ID Realita – Genangan air pascabanjir di Kabupaten Demak kini mulai menunjukkan tren penurunan yang signifikan. Seiring dengan kondisi tersebut, jumlah pengungsi secara bertahap terus berkurang karena warga mulai kembali untuk membersihkan rumah masing-masing.

Berdasarkan data terbaru dari BNPB pada Selasa (26/3/2024), tinggi muka air di beberapa titik krusial sudah jauh menurun. Sebagai contoh, di Kecamatan Karanganyar air kini tersisa sekitar 30 sentimeter. Sementara itu, wilayah Cangkring Rembang mencatat ketinggian 20 sentimeter dan Kedung Banteng masih tergenang sekitar 50 sentimeter. Meskipun demikian, penurunan ini memberikan harapan besar bagi pemulihan aktivitas warga.

Penurunan Jumlah Pengungsi dan Sebaran Wilayah

Dampak dari surutnya air ini terlihat jelas pada data kependudukan di posko darurat. Jumlah pengungsi yang sebelumnya mencapai 9.130 jiwa, kini menyusut menjadi 5.952 jiwa. Meskipun jumlahnya berkurang, ribuan warga tersebut masih tersebar di 36 titik pengungsian pada lima kecamatan, yakni Karanganyar, Demak, Gajah, Mijen, dan Sayung. Oleh karena itu, pemerintah daerah tetap menyiagakan bantuan logistik di titik-titik tersebut.
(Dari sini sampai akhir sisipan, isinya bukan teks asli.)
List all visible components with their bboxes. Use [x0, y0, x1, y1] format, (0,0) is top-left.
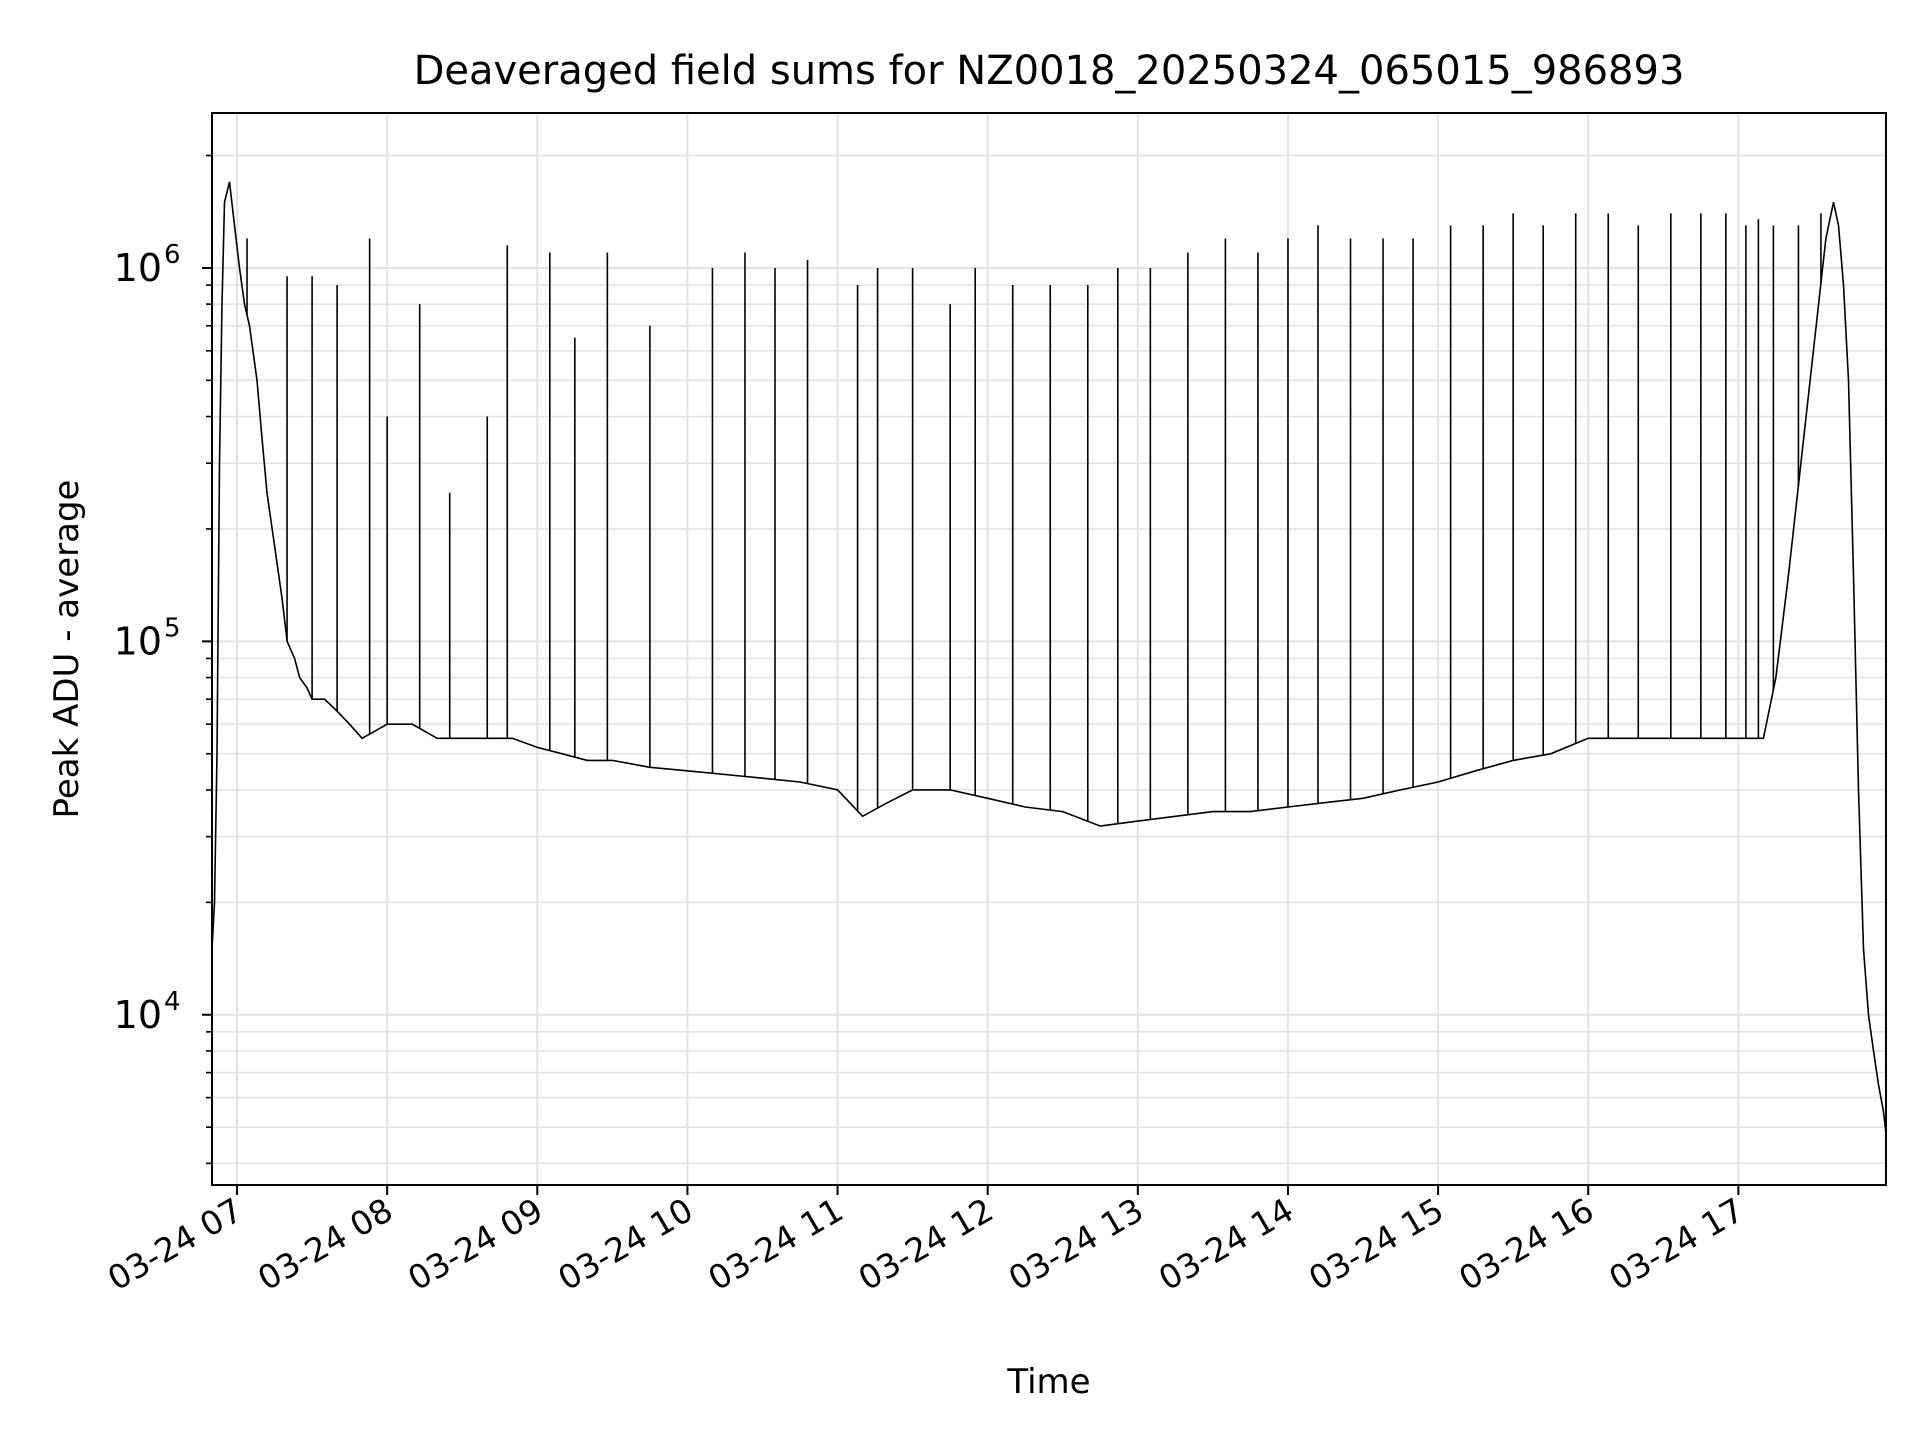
y-axis-label: Peak ADU - average: [47, 480, 87, 819]
plot-frame: [211, 112, 1887, 1186]
y-tick-exponent: 4: [164, 987, 181, 1017]
x-axis-label: Time: [1006, 1362, 1090, 1402]
y-tick-exponent: 6: [164, 240, 181, 270]
chart-title: Deaveraged field sums for NZ0018_2025032…: [414, 48, 1685, 94]
y-tick-exponent: 5: [164, 613, 181, 643]
data-line-layer: [211, 181, 1887, 1134]
y-tick-label: 10: [114, 993, 162, 1037]
series-line: [211, 181, 1887, 1134]
y-tick-label: 10: [114, 246, 162, 290]
grid-lines: [212, 113, 1886, 1185]
y-tick-label: 10: [114, 619, 162, 663]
Selain fokus pada pengungsi, tim gabungan juga menunjukkan kemajuan pesat dalam perbaikan infrastruktur. Proyek penguatan tanggul menjadi prioritas utama untuk mencegah banjir susulan. Beberapa contohnya adalah perbaikan Tanggul Menur di Mranggen dan Tanggul Sungai Wulan di Dukuh Norowito. Hingga saat ini, progres perbaikan fisik pada Tanggul Sungai Dukuh Menawan di Desa Merak bahkan sudah mencapai 10 persen.

Upaya Pemompaan dan Modifikasi Cuaca

Untuk mempercepat proses pengeringan lahan, tim gabungan terus melakukan operasi pemompaan air secara intensif. Pada Selasa kemarin, petugas memfokuskan kegiatan ini di wilayah Cangkring dan Kelurahan Bintoro. Dalam prosesnya, mereka mengerahkan 10 unit pompa apung milik BPBD Provinsi Jawa Tengah guna menyedot genangan dari pemukiman warga menuju saluran pembuangan.
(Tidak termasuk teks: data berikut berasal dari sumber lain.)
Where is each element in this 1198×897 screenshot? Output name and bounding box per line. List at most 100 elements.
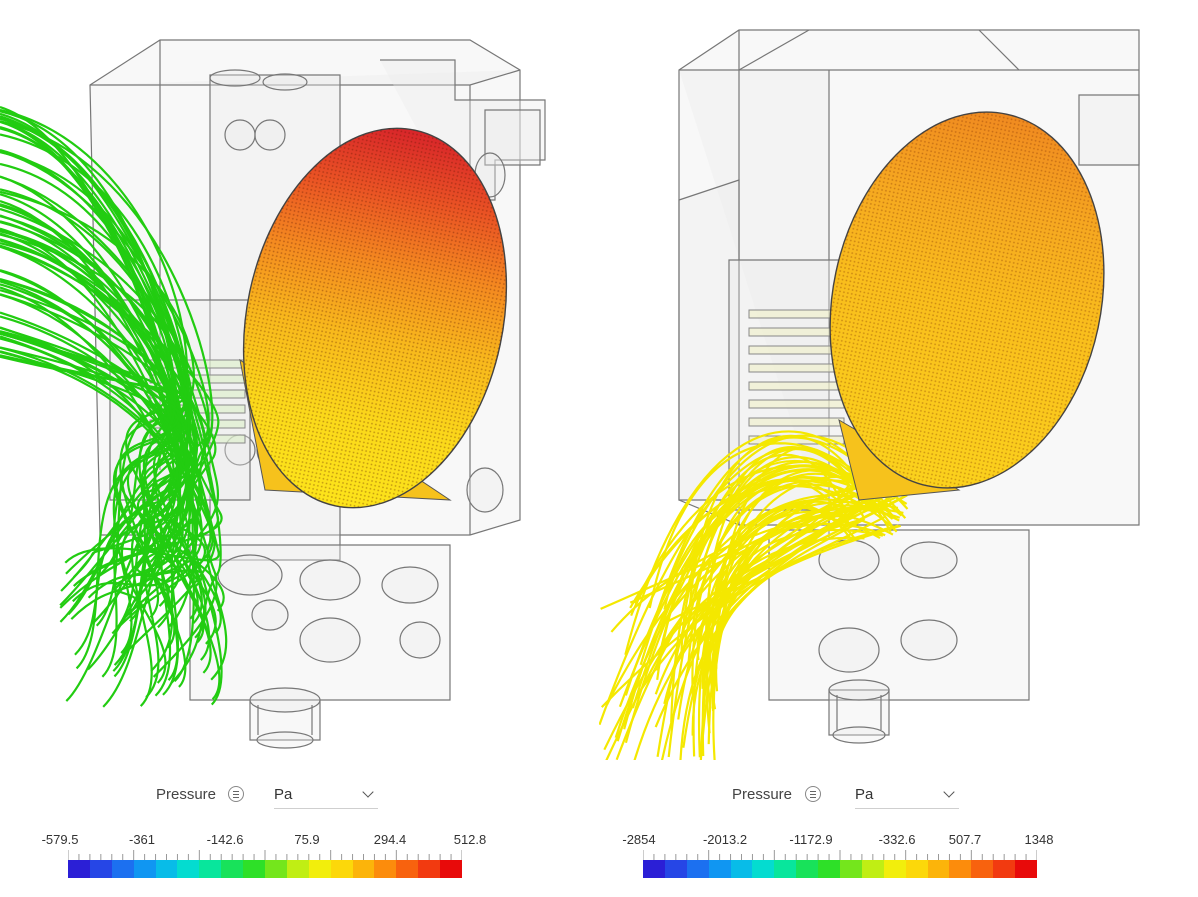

Di sisi lain, pemerintah juga melakukan intervensi dari langit melalui Teknologi Modifikasi Cuaca (TMC). Petugas menyemaikan 1.000 kilogram NaCl (garam) di wilayah Laut Jawa pada ketinggian hingga 12.000 kaki. Langkah ini bertujuan untuk mengalihkan potensi hujan lebat agar tidak jatuh di daratan Demak. Rencananya, operasi TMC ini akan terus berlanjut hingga 27 Maret 2024.

Pemulihan Jalur Utama Mudik Lebaran

Namun perlu diperhatikan, hingga saat ini jalur utama Pantura Demak-Kudus masih belum bisa dilalui oleh kendaraan. Mengingat pentingnya jalur ini, pemerintah menjadikan pemulihan akses jalan sebagai prioritas utama penanganan darurat. Apalagi, jalur ini merupakan urat nadi transportasi bagi para pemudik pada Lebaran 2024 mendatang.

Pada akhirnya, sinergi antara perbaikan tanggul, pemompaan, dan modifikasi cuaca diharapkan dapat segera memulihkan kondisi Demak. Dengan demikian, mobilitas masyarakat dan logistik menjelang hari raya dapat kembali berjalan normal tanpa hambatan genangan air.